Widerstand, Kriegsgeschehen und Ende
Die brutalen Maßnahmen der NDH förderten den bewaffneten Widerstand auf dem Gebiet des ehemaligen Jugoslawiens. Bedeutend waren vor allem die kommunistisch geführten Partisanen unter Josip Broz Tito, die einen multinationalen Widerstand organisieren konnten. Daneben existierten auch monarchistische beziehungsweise serbisch-nationalistische Gruppen (Chetniks), die teilweise mit den Achsenmächten kooperierten oder gegen die Partisanen kämpften.
Ab 1943/44 verschlechterte sich die Lage für die NDH durch die militärische Niederlage der Achsenmächte. Im Mai 1945 brach das Regime zusammen; führende Mitglieder der Ustaše flohen zum Teil ins Ausland, viele wurden gefangen genommen oder getötet. Die jugoslawische Nachkriegsregierung ging gegen die Verantwortlichen vor, einige wurden vor Gericht gestellt, andere entkamen der Strafverfolgung.

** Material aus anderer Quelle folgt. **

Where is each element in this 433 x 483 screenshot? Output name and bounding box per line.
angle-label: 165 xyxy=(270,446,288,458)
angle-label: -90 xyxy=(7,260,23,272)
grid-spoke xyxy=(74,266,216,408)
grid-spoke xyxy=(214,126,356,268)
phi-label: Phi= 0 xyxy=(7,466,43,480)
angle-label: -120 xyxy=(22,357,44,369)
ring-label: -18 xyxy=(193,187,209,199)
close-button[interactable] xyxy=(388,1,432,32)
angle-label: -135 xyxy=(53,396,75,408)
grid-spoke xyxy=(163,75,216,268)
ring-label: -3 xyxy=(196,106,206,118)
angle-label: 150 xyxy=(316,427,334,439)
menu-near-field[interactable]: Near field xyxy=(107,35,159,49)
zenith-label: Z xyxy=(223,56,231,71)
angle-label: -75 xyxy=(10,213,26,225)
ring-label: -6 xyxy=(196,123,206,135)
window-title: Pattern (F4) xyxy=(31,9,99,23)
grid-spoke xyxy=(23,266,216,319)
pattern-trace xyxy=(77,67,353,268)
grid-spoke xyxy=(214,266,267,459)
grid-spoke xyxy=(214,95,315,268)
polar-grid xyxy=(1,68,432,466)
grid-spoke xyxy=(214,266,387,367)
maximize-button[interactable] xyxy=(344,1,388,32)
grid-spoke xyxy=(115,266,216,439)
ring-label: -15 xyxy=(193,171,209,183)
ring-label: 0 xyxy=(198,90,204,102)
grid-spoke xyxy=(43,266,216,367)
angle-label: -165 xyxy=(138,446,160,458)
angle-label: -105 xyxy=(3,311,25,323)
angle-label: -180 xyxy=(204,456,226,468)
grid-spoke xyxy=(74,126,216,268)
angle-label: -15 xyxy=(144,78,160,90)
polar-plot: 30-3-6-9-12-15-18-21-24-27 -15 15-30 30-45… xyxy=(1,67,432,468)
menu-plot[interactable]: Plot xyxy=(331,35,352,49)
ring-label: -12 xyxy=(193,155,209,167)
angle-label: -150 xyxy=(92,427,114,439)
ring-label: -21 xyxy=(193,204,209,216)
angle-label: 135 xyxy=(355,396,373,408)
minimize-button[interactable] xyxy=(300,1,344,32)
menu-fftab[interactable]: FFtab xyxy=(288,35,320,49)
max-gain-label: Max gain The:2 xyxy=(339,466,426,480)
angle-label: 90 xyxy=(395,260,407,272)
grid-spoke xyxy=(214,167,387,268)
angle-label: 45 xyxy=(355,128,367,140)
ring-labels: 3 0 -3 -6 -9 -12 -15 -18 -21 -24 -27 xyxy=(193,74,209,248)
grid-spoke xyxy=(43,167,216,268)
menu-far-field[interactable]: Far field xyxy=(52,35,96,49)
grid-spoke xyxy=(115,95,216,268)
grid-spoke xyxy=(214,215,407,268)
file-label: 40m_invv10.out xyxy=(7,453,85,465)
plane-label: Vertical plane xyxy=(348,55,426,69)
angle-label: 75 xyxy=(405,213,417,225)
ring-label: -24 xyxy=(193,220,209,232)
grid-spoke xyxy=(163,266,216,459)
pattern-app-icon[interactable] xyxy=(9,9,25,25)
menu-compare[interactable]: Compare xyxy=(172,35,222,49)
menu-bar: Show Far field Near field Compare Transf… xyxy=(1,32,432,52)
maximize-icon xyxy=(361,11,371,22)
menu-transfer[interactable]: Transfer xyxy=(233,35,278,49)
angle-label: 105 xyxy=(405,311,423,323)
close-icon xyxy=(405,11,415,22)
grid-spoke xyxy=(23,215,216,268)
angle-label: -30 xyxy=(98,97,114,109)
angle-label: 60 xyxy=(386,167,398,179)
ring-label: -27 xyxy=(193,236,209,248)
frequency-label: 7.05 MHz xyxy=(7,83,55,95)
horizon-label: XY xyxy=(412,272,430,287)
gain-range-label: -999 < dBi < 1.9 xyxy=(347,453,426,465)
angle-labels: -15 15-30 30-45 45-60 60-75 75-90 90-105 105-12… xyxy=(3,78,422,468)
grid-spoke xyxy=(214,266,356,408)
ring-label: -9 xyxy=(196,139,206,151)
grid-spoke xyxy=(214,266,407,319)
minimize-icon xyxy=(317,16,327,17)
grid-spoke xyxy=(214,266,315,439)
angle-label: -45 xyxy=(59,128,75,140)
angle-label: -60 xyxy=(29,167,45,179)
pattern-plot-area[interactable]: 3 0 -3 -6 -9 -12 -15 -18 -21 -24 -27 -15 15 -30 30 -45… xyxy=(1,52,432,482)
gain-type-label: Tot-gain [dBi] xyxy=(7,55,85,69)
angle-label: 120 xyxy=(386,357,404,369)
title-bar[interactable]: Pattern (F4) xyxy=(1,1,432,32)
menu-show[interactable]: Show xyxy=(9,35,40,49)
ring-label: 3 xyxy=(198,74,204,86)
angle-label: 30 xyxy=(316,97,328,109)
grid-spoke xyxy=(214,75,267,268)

Nachwirkungen, Erinnerung und Kontroversen
Das Erbe der NDH bleibt bis heute in Kroatien, Bosnien und Herzegowina sowie in der gesamten Region umstritten und schmerzhaft. In der sozialistischen Zeit Jugoslawiens wurde die Erinnerung an die Verbrechen teilweise staatlich kanonisiert, zugleich aber politisch instrumentalisiert. Nach dem Zerfall Jugoslawiens in den 1990er Jahren kam es wiederholt zu Debatten über Denkmäler, Erinnerungskultur und die Bewertung der NDH-Vergangenheit. Extreme politische Strömungen versuchen gelegentlich, Elemente der Ustaše-Ideologie zu relativieren oder zu rehabilitieren, was breite Kritik hervorruft.
Die wissenschaftliche Aufarbeitung der Verbrechen der NDH ist umfangreich, aber manche Fragen bleiben wegen fehlender Quellen oder politischer Kontroversen schwierig zu klären. Die meisten Historiker und Rechtsexperten sehen in den von der NDH begangenen Massakern und ethnischen Säuberungen Verbrechen gegen die Menschlichkeit; in Teilen der Forschung wird von Völkermord an bestimmten Bevölkerungsgruppen gesprochen.
Wichtiges Fazit
Der Unabhängige Staat Kroatien (NDH) war ein kurzlebiger, aber brutal repressiver Staat, dessen Politik zu massiven Menschenrechtsverletzungen, ethnischer Säuberung und weitreichenden Zerstörungen führte. Die Auseinandersetzung mit dieser Vergangenheit ist für die Versöhnung in der Region und für die demokratische Erinnerungskultur weiterhin von zentraler Bedeutung.